Processing Pipeline#

- Sequence Conversion: Each gene is transformed into a 3D tensor \(X\) using one-hot encoding. The nucleotides are represented as follows:
  - A = [1, 0, 0, 0]
  - C = [0, 1, 0, 0]
  - G = [0, 0, 1, 0]
  - T (or U) = [0, 0, 0, 1]
  - N = [0, 0, 0, 0]
- Chunking and Padding: The gene sequence is split into overlapping chunks with:
  - Window size (W): Default 5,000 nucleotides.
  - Flanking sequence (F): Typical sizes include 80, 400, 2,000, or 10,000 nucleotides.
  The tensor \(X\) is given by:
  
  \[\lceil L / W \rceil \times (F + W) \times 4\]
  
  where \(L\) is the gene length. Any remaining sequence is padded with N characters so that each chunk is a multiple of the window size.
  
  Example: For a gene of 12,000 nucleotides with W = 5000 and F = 10,000, the tensor \(X\) will have the shape:
  
  \[\lceil 12000 / 5000 \rceil \times (10000 + 5000) \times 4 = 3 \times 15000 \times 4\]
- Label Tensor Construction: Labels are generated from genome annotations and encoded as follows:
  - Donor site: [0, 0, 1]
  - Acceptor site: [0, 1, 0]
  - Non-splice site: [1, 0, 0]
  - Padding: [0, 0, 0]
  The resulting label tensor \(Y\) has the shape:
  
  \[\lceil L / W \rceil \times W \times 3\]
- Overlapping Chunks: Following SpliceAI’s methodology, gene sequences are divided into overlapping chunks using a step size equal to the window size (5,000 nucleotides). Flanking sequences (also defaulted to 5,000 nucleotides) are appended on each side.
  
  Example: A 22,000-nucleotide gene is divided into 5 chunks, resulting in a tensor shape of (5, 15,000, 4) for the sequences and (5, 5,000, 3) for the labels.
- For each gene locus, the longest transcript is selected as the canonical transcript.

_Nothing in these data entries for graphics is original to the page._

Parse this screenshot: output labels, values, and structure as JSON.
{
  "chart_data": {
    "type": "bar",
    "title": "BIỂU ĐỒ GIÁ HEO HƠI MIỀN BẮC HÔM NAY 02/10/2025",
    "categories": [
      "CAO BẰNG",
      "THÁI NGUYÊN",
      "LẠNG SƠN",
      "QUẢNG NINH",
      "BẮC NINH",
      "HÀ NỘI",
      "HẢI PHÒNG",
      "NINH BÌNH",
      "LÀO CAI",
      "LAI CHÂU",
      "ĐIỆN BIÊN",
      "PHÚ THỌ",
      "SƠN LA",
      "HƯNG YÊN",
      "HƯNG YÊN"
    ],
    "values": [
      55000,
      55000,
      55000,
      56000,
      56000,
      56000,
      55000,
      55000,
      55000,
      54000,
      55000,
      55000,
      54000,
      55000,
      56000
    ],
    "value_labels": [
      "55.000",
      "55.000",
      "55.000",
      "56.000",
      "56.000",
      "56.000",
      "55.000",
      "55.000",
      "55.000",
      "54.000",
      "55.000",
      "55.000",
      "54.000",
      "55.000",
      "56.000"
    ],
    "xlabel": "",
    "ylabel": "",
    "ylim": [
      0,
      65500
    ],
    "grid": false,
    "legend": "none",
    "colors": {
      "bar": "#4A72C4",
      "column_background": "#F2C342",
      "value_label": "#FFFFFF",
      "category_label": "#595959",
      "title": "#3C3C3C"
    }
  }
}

- By default, the --biotype flag is set to protein-coding, thereby filtering out non-coding genes.
- Automatic Splitting: If not explicitly provided, the toolkit splits chromosomes into training and testing sets with an approximate 80:20 ratio.

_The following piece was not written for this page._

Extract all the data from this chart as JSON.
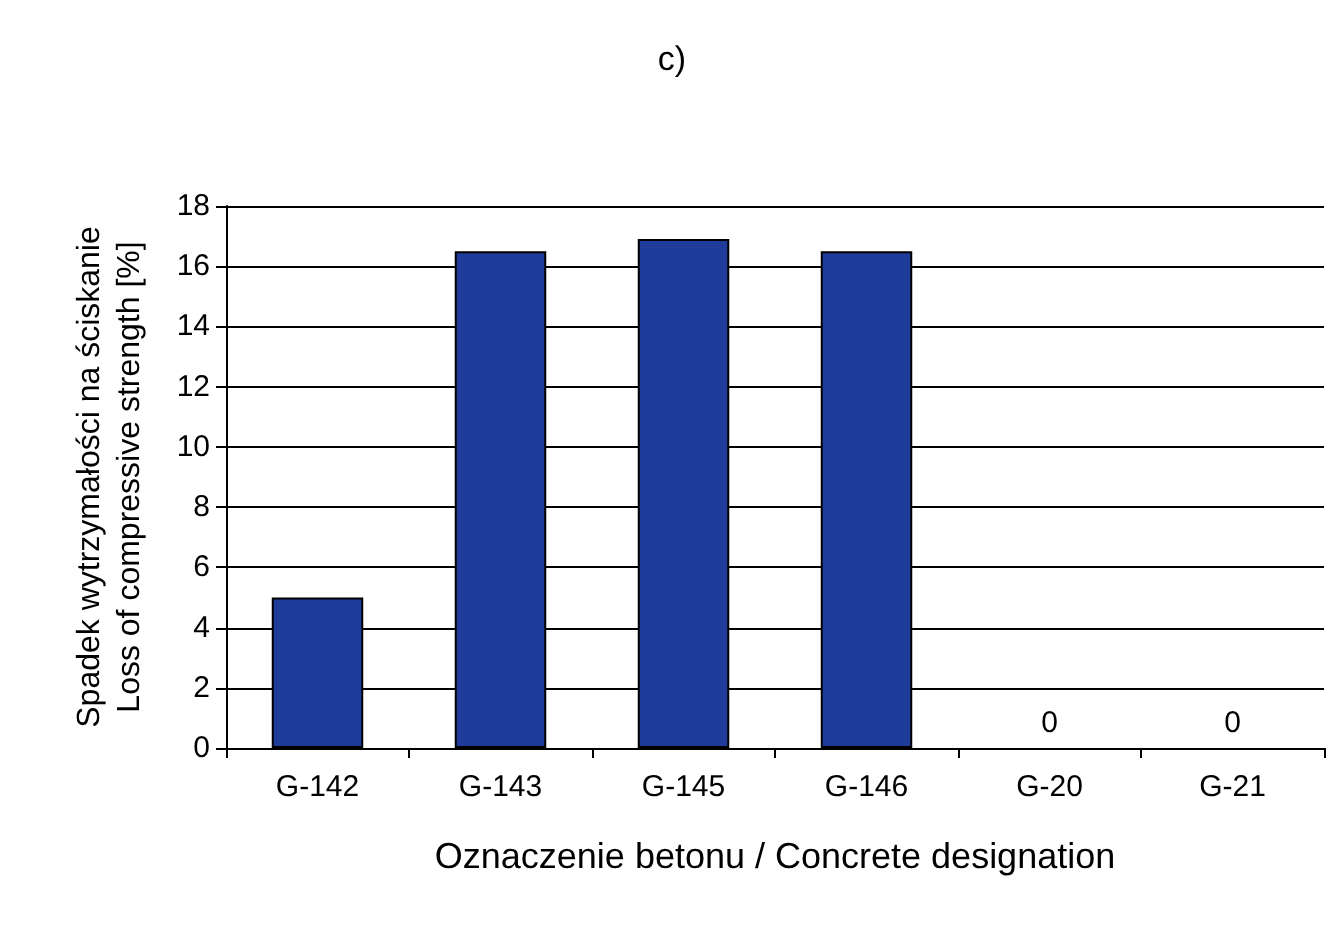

  - Chromosome lengths are retrieved from the GFFUtils database (https://github.com/daler/gffutils).
  - For non-human species, a random shuffling method is applied by default.
- User-Specified Splitting: Use the --chr-split option to manually specify chromosome assignments.

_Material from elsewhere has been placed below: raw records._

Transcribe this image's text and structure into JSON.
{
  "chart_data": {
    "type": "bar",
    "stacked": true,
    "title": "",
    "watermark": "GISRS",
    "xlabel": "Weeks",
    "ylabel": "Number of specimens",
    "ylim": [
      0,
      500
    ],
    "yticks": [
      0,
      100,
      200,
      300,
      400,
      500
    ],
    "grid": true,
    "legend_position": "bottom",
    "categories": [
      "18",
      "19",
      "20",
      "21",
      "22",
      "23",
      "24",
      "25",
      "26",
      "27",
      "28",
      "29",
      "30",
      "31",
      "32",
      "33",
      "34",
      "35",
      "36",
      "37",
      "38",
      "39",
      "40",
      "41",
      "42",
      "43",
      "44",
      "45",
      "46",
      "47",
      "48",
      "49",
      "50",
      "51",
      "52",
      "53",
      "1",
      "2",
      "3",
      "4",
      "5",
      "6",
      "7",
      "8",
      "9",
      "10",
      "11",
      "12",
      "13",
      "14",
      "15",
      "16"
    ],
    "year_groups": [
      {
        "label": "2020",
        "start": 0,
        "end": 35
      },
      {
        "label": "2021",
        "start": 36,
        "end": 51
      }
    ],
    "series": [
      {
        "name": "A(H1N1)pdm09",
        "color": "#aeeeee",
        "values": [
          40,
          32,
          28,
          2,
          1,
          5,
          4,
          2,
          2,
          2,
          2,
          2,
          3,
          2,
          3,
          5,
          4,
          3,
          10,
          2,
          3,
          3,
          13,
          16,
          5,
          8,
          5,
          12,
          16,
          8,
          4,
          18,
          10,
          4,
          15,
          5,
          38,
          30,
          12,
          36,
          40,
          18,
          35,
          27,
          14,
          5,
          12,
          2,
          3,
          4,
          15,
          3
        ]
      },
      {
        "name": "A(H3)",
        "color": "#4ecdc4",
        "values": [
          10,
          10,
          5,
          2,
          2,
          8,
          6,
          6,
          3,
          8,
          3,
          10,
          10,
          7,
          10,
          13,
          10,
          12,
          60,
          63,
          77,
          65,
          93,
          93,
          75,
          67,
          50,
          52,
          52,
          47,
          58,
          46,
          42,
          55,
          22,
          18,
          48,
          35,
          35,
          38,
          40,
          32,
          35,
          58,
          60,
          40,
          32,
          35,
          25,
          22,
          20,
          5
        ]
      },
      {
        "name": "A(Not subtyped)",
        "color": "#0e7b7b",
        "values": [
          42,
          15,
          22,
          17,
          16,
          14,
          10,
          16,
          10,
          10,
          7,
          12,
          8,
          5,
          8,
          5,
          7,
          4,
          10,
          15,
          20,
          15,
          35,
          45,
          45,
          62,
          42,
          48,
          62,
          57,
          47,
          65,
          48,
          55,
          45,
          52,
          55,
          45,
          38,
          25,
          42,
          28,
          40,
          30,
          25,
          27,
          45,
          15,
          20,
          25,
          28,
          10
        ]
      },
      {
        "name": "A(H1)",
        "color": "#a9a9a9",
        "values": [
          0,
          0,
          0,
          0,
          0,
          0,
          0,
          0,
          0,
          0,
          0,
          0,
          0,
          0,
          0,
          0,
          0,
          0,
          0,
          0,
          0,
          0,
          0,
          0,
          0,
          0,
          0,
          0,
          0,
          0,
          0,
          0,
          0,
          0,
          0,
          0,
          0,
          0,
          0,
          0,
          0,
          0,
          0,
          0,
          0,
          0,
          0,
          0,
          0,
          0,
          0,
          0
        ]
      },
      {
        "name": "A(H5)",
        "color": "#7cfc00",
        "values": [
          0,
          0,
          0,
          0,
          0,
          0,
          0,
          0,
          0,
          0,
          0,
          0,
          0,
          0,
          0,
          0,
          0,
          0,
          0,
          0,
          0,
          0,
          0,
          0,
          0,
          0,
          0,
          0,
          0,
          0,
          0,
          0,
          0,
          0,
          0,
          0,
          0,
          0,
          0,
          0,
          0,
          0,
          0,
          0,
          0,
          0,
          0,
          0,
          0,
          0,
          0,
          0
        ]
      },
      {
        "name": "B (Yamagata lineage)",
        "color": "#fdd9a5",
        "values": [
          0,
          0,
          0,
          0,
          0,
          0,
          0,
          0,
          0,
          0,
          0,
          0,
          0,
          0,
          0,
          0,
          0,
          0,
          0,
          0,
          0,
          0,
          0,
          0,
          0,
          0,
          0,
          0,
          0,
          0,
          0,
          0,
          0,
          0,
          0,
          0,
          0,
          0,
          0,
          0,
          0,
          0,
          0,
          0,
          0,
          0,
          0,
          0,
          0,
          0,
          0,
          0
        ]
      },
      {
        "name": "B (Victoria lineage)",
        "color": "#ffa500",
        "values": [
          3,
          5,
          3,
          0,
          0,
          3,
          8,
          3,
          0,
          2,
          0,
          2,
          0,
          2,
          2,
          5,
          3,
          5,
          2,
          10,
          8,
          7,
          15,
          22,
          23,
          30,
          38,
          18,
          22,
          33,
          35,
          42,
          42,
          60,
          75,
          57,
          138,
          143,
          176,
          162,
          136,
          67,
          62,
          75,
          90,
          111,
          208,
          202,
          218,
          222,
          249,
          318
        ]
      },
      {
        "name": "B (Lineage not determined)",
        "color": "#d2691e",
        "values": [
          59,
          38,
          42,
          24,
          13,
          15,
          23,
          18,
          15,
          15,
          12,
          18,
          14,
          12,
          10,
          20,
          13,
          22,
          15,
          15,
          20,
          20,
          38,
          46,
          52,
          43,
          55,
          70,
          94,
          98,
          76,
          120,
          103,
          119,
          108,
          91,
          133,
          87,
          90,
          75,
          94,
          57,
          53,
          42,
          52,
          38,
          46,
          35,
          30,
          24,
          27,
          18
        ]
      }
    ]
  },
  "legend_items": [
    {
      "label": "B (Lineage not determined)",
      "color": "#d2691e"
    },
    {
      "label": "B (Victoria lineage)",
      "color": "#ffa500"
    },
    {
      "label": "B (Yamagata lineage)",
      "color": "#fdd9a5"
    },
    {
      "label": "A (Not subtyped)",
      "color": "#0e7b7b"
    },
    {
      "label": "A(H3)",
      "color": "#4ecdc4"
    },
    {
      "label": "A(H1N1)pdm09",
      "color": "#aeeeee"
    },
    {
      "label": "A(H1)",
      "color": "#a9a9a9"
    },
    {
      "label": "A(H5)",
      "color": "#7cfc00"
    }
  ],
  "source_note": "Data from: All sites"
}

- Pseudogenes Filtering: Genes marked as pseudogene (either in the feature type or via the gene_biotype attribute) are excluded from the test dataset.
- Paralogous Gene Removal: To avoid sequence similarity between training and testing sets (and thus data leakage), the toolkit uses mappy (a Python wrapper for minimap2) with the --asm20 argument (allowing a divergence threshold of 5%). Test sequences sharing over 80% similarity and 80% coverage with training sequences are removed.
- Canonical-only Mode: The --canonical-only flag restricts label generation to conserved splice site motifs. These include:
  - U2-snRNP motifs: GT-AG and GC-AG
  - U12-snRNP motifs: GT-AG and AT-AC
  This option helps mitigate the effect of misannotated splice sites.

Conclusion#

The create-data subcommand provides a robust framework for transforming genomic and annotation data into machine-learning-ready datasets. Its careful handling of transcript selection, sequence chunking, one-hot encoding, and rigorous filtering of pseudogenes and paralogous sequences ensures high-quality training and testing sets for splice site prediction. For more details and troubleshooting, please refer to the OpenSpliceAI help command or the official documentation.